The sudden shift of UBS, long one of Europe’s major investment banks, is driven by a disappointing performance but also by demands from Swiss regulators and politicians to abandon riskier practices like proprietary trading and to buttress their operations with more capital.

Switzerland, which is not part of the European Union, already has stricter capital rules than the rest of the region, but European leaders are considering forcing banks to hold more reserves to cushion them in a crisis. UBS officials say they hope that their urgency to restructure could give it a head start against rivals like Deutsche Bank.

UBS is expected to reveal the investment banking plans to investors at the Waldorf-Astoria in New York on Nov. 17, but some analysts said the bank might present some details on Tuesday;, when it releases its third-quarter earnings figures.

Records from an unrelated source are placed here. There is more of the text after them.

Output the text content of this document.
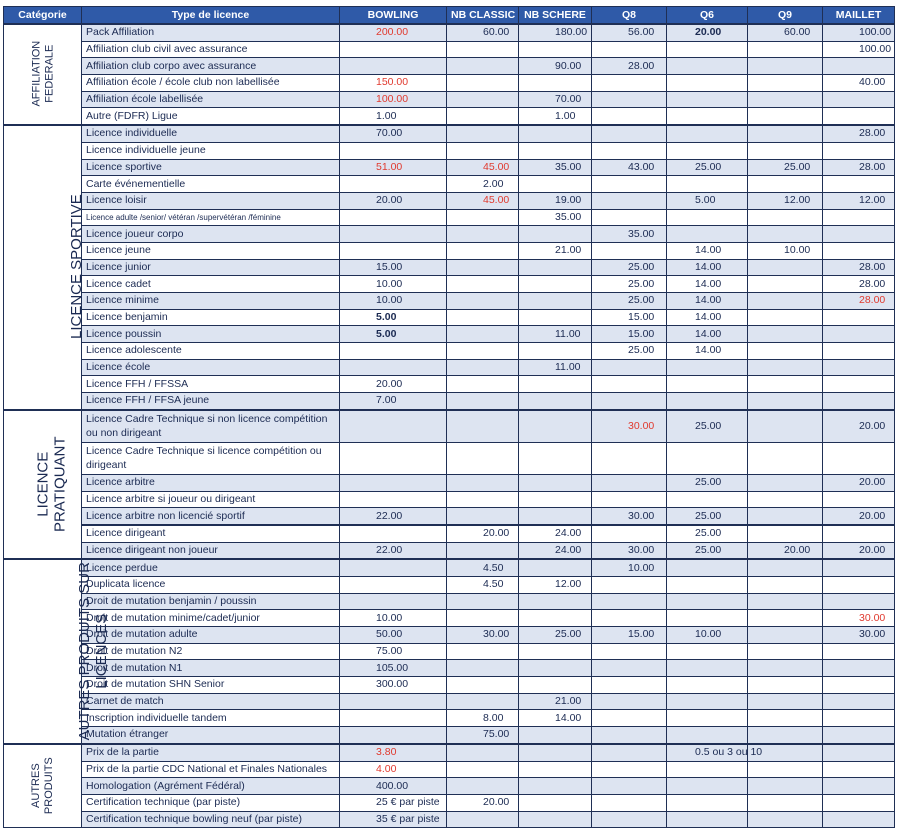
Catégorie	Type de licence	BOWLING	NB CLASSIC	NB SCHERE	Q8	Q6	Q9	MAILLET
AFFILIATION
FEDERALE	Pack Affiliation	200.00	60.00	180.00	56.00	20.00	60.00	100.00
	Affiliation club civil avec assurance							100.00
	Affiliation club corpo avec assurance			90.00	28.00			
	Affiliation école / école club non labellisée	150.00						40.00
	Affiliation école labellisée	100.00		70.00				
	Autre (FDFR) Ligue	1.00		1.00				
LICENCE SPORTIVE	Licence individuelle	70.00						28.00
	Licence individuelle jeune							
	Licence sportive	51.00	45.00	35.00	43.00	25.00	25.00	28.00
	Carte événementielle		2.00					
	Licence loisir	20.00	45.00	19.00		5.00	12.00	12.00
	Licence adulte /senior/ vétéran /supervétéran /féminine			35.00				
	Licence joueur corpo				35.00			
	Licence jeune			21.00		14.00	10.00	
	Licence junior	15.00			25.00	14.00		28.00
	Licence cadet	10.00			25.00	14.00		28.00
	Licence minime	10.00			25.00	14.00		28.00
	Licence benjamin	5.00			15.00	14.00		
	Licence poussin	5.00		11.00	15.00	14.00		
	Licence adolescente				25.00	14.00		
	Licence école			11.00				
	Licence FFH / FFSSA	20.00						
	Licence FFH / FFSA jeune	7.00						
LICENCE
PRATIQUANT	Licence Cadre Technique si non licence compétition ou non dirigeant				30.00	25.00		20.00
	Licence Cadre Technique si licence compétition ou dirigeant							
	Licence arbitre					25.00		20.00
	Licence arbitre si joueur ou dirigeant							
	Licence arbitre non licencié sportif	22.00			30.00	25.00		20.00
	Licence dirigeant		20.00	24.00		25.00		
	Licence dirigeant non joueur	22.00		24.00	30.00	25.00	20.00	20.00
AUTRES PRODUITS SUR
LICENCES	Licence perdue		4.50		10.00			
	Duplicata licence		4.50	12.00				
	Droit de mutation benjamin / poussin							
	Droit de mutation minime/cadet/junior	10.00						30.00
	Droit de mutation adulte	50.00	30.00	25.00	15.00	10.00		30.00
	Droit de mutation N2	75.00						
	Droit de mutation N1	105.00						
	Droit de mutation SHN Senior	300.00						
	Carnet de match			21.00				
	Inscription individuelle tandem		8.00	14.00				
	Mutation étranger		75.00					
AUTRES
PRODUITS	Prix de la partie	3.80				0.5 ou 3 ou 10		
	Prix de la partie CDC National et Finales Nationales	4.00						
	Homologation (Agrément Fédéral)	400.00						
	Certification technique (par piste)	25 € par piste	20.00					
	Certification technique bowling neuf (par piste)	35 € par piste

The question is whether UBS can shrink the investment banking business enough to satisfy investors and Swiss regulators without disrupting its other operations, losing lucrative clients or costing too much. With a smaller investment bank, UBS expects earnings growth to come from attracting high-net-worth clients with services and products created by linking investment banking and wealth management closer together, especially in Asia. For example, UBS would help a family-owned business in Hong Kong sell shares on the stock market and then offer advice on how to manage the proceeds. 

“The increasingly close relationship we enjoy with wealth management allows its clients to more actively benefit from the full capabilities the investment bank offers,” Mr. Kengeter said in an interview this month. “In today’s market and regulatory environment, that proposition has never been more compelling.”

 Much is at stake for UBS, whose investors are slowly running out of patience after watching the bank stumble from one credibility crisis into another, forcing three chief executives out the door in five years.

 UBS is not alone among banks seeking to scale back their investment banking business at a time of declining trading revenue and stricter capital requirements. Goldman Sachs and Bank of America are also cutting thousands of jobs. But unlike them, UBS missed out on a fixed-income trading boom in 2009 that generated big profits on Wall Street because it was still repairing its troubled credit operation.